ただ、勉強の方は、遅れを取る訳にもいかないと必死でやってはいた。

学校へ行けないのに、何の意味があるんだろうと疑問に感じる事もあったが、取敢えず頑張った。

一時的にでも身体が落ち着いている時にやっていて ――



咳がやばい位出始めたら、手術を受ける。


そんな日々が続いた。



一体、どんな病気が俺を苦しめていたのか、医者に何度か訊いてみても分からなかったが、中学に入学してからは何故か落ち着いた。


病気に悩まされる事無く、安心して学校へ通える。

やっと、憧れの学校生活を送れるんだ。

それからいざ、友達をつくろう思ったけど……



……どうやって友達をつくればいいんだ?



そう悶々と思って悩み続けて、気付いたら中学校を卒業していて、もう高校生だ。

こんな事を悩み続けても無駄なんじゃないかと思って、放棄してしまっている。

どれだけ一生懸命頑張っても無駄だと思っていた勉強だけは、中学で身体が落ち着いたお蔭で、無駄になる事は無かった。



一人で寂しくなんかないかって?



友達いない歴は、自分の歳と同じ。

彼女いない歴も、……自分の歳と同じ。



正に“天涯孤独”。



ずっと一人だったから。



一人だったから……。



……寂しくなんかはない。



寂しいと思った、その瞬間に自分が悲しくなるから、そう思わない。

兎に角、死ぬのは怖いと思ってるから、今日も生きる。


しかし、今の環境で生きていく事も、辛い。

俺はこれからも、一人だけの生活に耐えられるのだろうか?






※ ※ ※






それは、とある水曜日の帰りだった。

水曜日はいつもと違い、コンビニのバイトは、お休みだ。

何処にも寄らず、ただ真っ直ぐにアパートへ帰る――つもりだった。


中学の時から毎日の帰りで気になってはいたが、気付いたら立ち寄らずに通り過ぎていた。
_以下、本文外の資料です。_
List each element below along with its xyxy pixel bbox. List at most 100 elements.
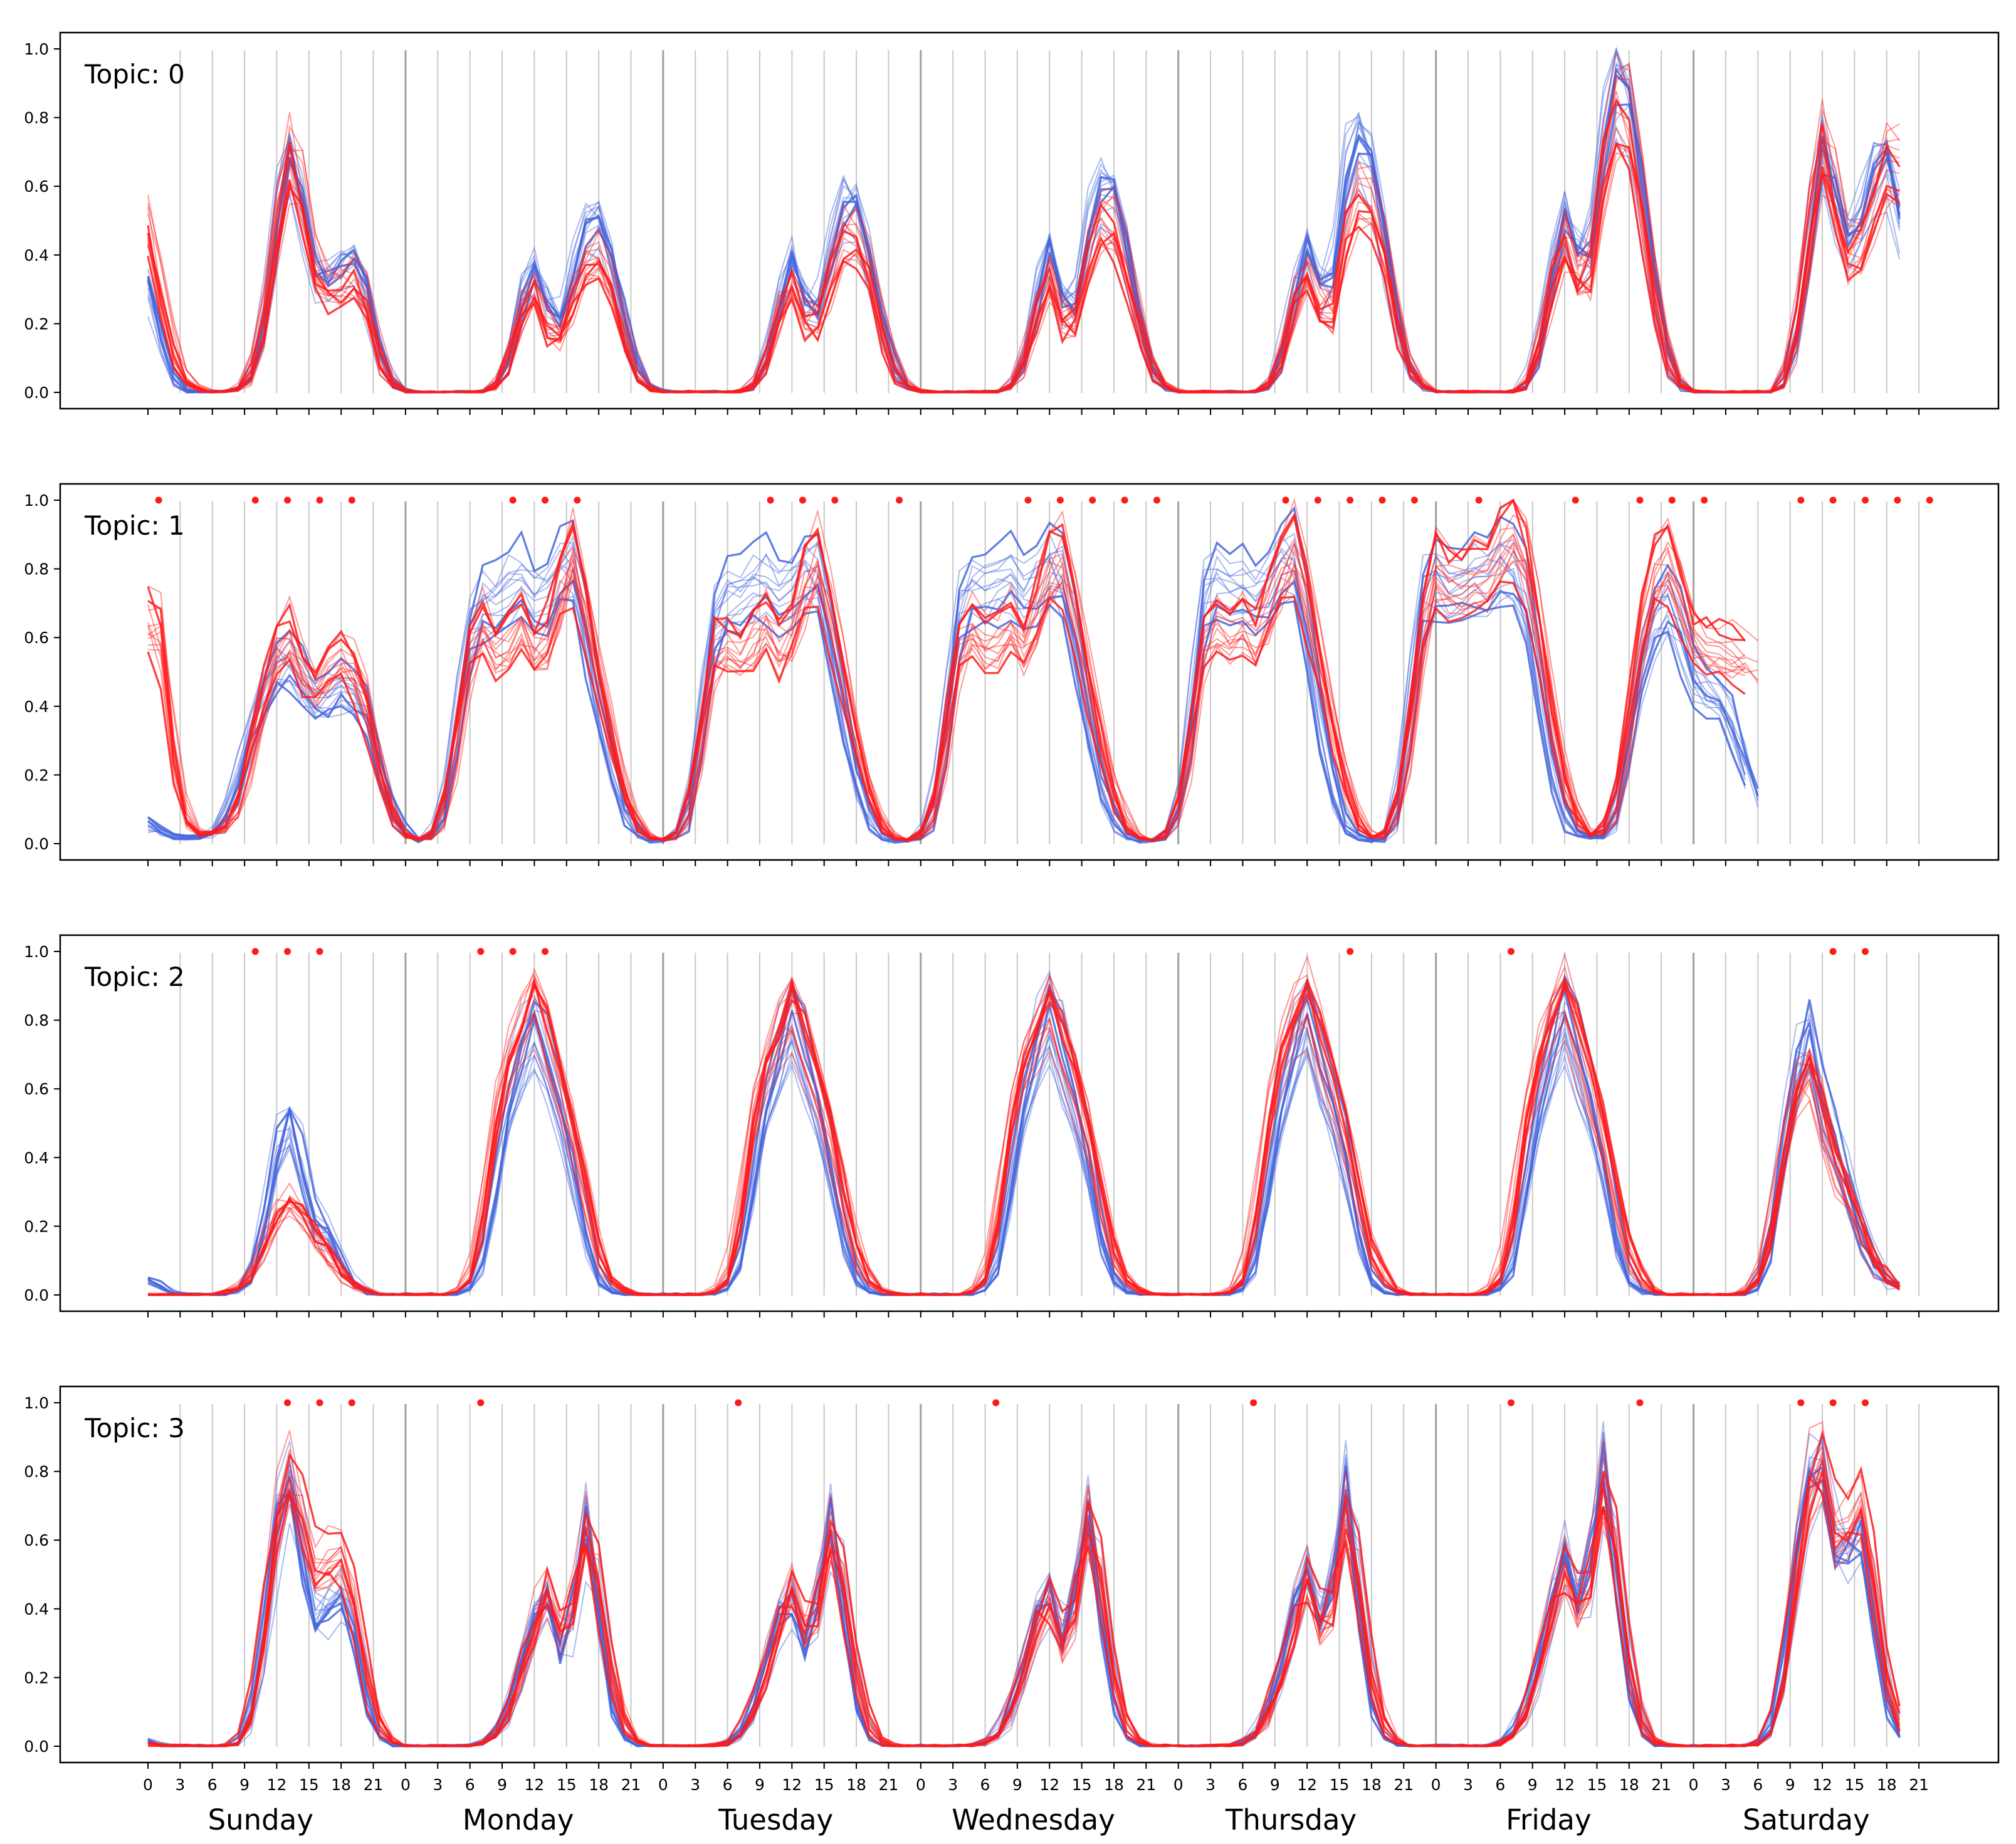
x-tick-label: 3 xyxy=(433,1776,443,1794)
red-dot-marker xyxy=(316,1399,323,1407)
y-tick-label: 0.8 xyxy=(24,1463,49,1481)
y-tick-label: 0.8 xyxy=(24,560,49,579)
x-tick-label: 6 xyxy=(207,1776,218,1794)
red-dot-marker xyxy=(1153,496,1160,504)
red-dot-marker xyxy=(477,948,485,955)
y-tick-label: 0.2 xyxy=(24,1669,49,1687)
red-dot-marker xyxy=(1894,496,1901,504)
red-dot-marker xyxy=(348,1399,355,1407)
red-series-line-1 xyxy=(147,498,1746,842)
red-dot-marker xyxy=(251,948,259,955)
panel-frame xyxy=(59,934,2000,1312)
x-tick-label: 6 xyxy=(980,1776,990,1794)
x-tick-label: 12 xyxy=(1039,1776,1059,1794)
panel-frame xyxy=(59,31,2000,410)
red-dot-marker xyxy=(1862,948,1869,955)
x-tick-label: 15 xyxy=(1072,1776,1092,1794)
x-tick-label: 3 xyxy=(1463,1776,1473,1794)
red-series-line-12 xyxy=(147,1421,1901,1747)
red-series-line-8 xyxy=(147,1012,1900,1296)
x-tick-label: 9 xyxy=(1012,1776,1022,1794)
red-series-line-2 xyxy=(147,580,1746,842)
red-series-line-7 xyxy=(147,91,1900,394)
x-tick-label: 18 xyxy=(331,1776,351,1794)
y-tick-label: 0.6 xyxy=(24,629,49,647)
red-dot-marker xyxy=(767,496,774,504)
x-tick-label: 18 xyxy=(589,1776,609,1794)
red-dot-marker xyxy=(348,496,355,504)
red-series-line-6 xyxy=(147,1462,1901,1747)
y-tick-label: 0.0 xyxy=(24,1286,49,1304)
y-tick-label: 0.6 xyxy=(24,177,49,196)
red-series-line-5 xyxy=(148,1010,1900,1296)
x-tick-label: 3 xyxy=(1205,1776,1215,1794)
y-tick-label: 0.6 xyxy=(24,1531,49,1549)
y-tick-label: 1.0 xyxy=(24,1394,49,1412)
red-dot-marker xyxy=(992,1399,1000,1407)
x-tick-label: 21 xyxy=(364,1776,384,1794)
x-tick-label: 6 xyxy=(465,1776,475,1794)
red-dot-marker xyxy=(509,496,517,504)
blue-series-line-2 xyxy=(147,579,1759,843)
x-tick-label: 0 xyxy=(1173,1776,1184,1794)
x-tick-label: 9 xyxy=(755,1776,765,1794)
x-tick-label: 21 xyxy=(1651,1776,1671,1794)
red-dot-marker xyxy=(316,496,323,504)
blue-series-line-12 xyxy=(147,970,1900,1296)
red-series-line-7 xyxy=(147,1499,1901,1747)
x-tick-label: 12 xyxy=(1297,1776,1317,1794)
x-tick-label: 9 xyxy=(1270,1776,1280,1794)
red-series-line-11 xyxy=(148,974,1900,1296)
y-tick-label: 0.4 xyxy=(24,698,49,716)
x-tick-label: 12 xyxy=(1812,1776,1832,1794)
red-series-line-12 xyxy=(147,97,1900,394)
day-label: Monday xyxy=(463,1803,574,1836)
red-series-line-9 xyxy=(147,533,1746,842)
x-tick-label: 9 xyxy=(497,1776,507,1794)
x-tick-label: 9 xyxy=(1785,1776,1795,1794)
panel-title: Topic: 1 xyxy=(84,510,185,541)
red-dot-marker xyxy=(1797,1399,1805,1407)
red-dot-marker xyxy=(1475,496,1483,504)
red-dot-marker xyxy=(1636,496,1644,504)
red-dot-marker xyxy=(284,948,291,955)
day-label: Tuesday xyxy=(718,1803,833,1836)
y-tick-label: 1.0 xyxy=(24,491,49,510)
red-dot-marker xyxy=(284,496,291,504)
y-tick-label: 0.2 xyxy=(24,315,49,333)
blue-series-line-8 xyxy=(147,990,1901,1296)
red-dot-marker xyxy=(542,496,549,504)
red-series-line-6 xyxy=(147,965,1900,1296)
x-tick-label: 3 xyxy=(1721,1776,1731,1794)
y-tick-label: 0.2 xyxy=(24,1217,49,1235)
red-series-line-9 xyxy=(147,152,1900,394)
red-series-line-11 xyxy=(147,559,1759,842)
red-dot-marker xyxy=(735,1399,742,1407)
red-dot-marker xyxy=(1668,496,1676,504)
red-dot-marker xyxy=(1701,496,1708,504)
red-series-line-13 xyxy=(147,1489,1901,1747)
red-dot-marker xyxy=(1056,496,1064,504)
panel-title: Topic: 3 xyxy=(84,1413,185,1443)
x-axis-labels: 0 3 6 9 12 15 18 21 Sunday 0 3 6 9 12 15 18 21 Monday 0 3 6 9… xyxy=(143,1776,1929,1836)
x-tick-label: 21 xyxy=(1136,1776,1156,1794)
x-tick-label: 0 xyxy=(143,1776,153,1794)
red-dot-marker xyxy=(509,948,517,955)
red-series-line-7 xyxy=(147,560,1746,843)
red-series-line-5 xyxy=(147,514,1758,842)
red-series-line-10 xyxy=(147,548,1746,841)
x-tick-label: 9 xyxy=(1528,1776,1538,1794)
red-dot-marker xyxy=(251,496,259,504)
panel-title: Topic: 0 xyxy=(84,59,185,90)
x-tick-label: 15 xyxy=(557,1776,577,1794)
red-dot-marker xyxy=(1347,948,1354,955)
red-dot-marker xyxy=(1829,948,1837,955)
x-tick-label: 18 xyxy=(1877,1776,1897,1794)
red-dot-marker xyxy=(477,1399,485,1407)
panel-topic-2: 0.0 0.2 0.4 0.6 0.8 1.0 Topic: 2 xyxy=(24,934,2000,1318)
red-dot-marker xyxy=(574,496,581,504)
x-tick-label: 21 xyxy=(621,1776,641,1794)
red-series-line-10 xyxy=(147,1474,1901,1747)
いつからあったのかは分からないが、恐らく長い年月掛けて建っているであろう、古めかしいアンティークショップ。

店前の硝子ショーケースの中には、胡散臭そうであり、万以上の額がついてそうな懐中時計や絵画、ティーカップセット等が並べられいた。


幾つかの骨董品達に目に入り、俺はその一つをじっと見つめていた。気になるものがあった。



「……絵? 写真? それとも……鏡か?」


“それ”はとても曖昧なものだった。

写し出されたリアル過ぎる風景は、絵というよりは写真の様で。しかし、“それ”は俺の背後の風景を映している様に見えた。


「……“それ”が気になるかい?」

「わぁっ!?」


突然、背後から話し掛けられ、俺は素っ頓狂な声をあげた。話し掛けられたのは、年齢不詳の老翁……、いや、老婆だろうか? 性別がよく分からない老人だった。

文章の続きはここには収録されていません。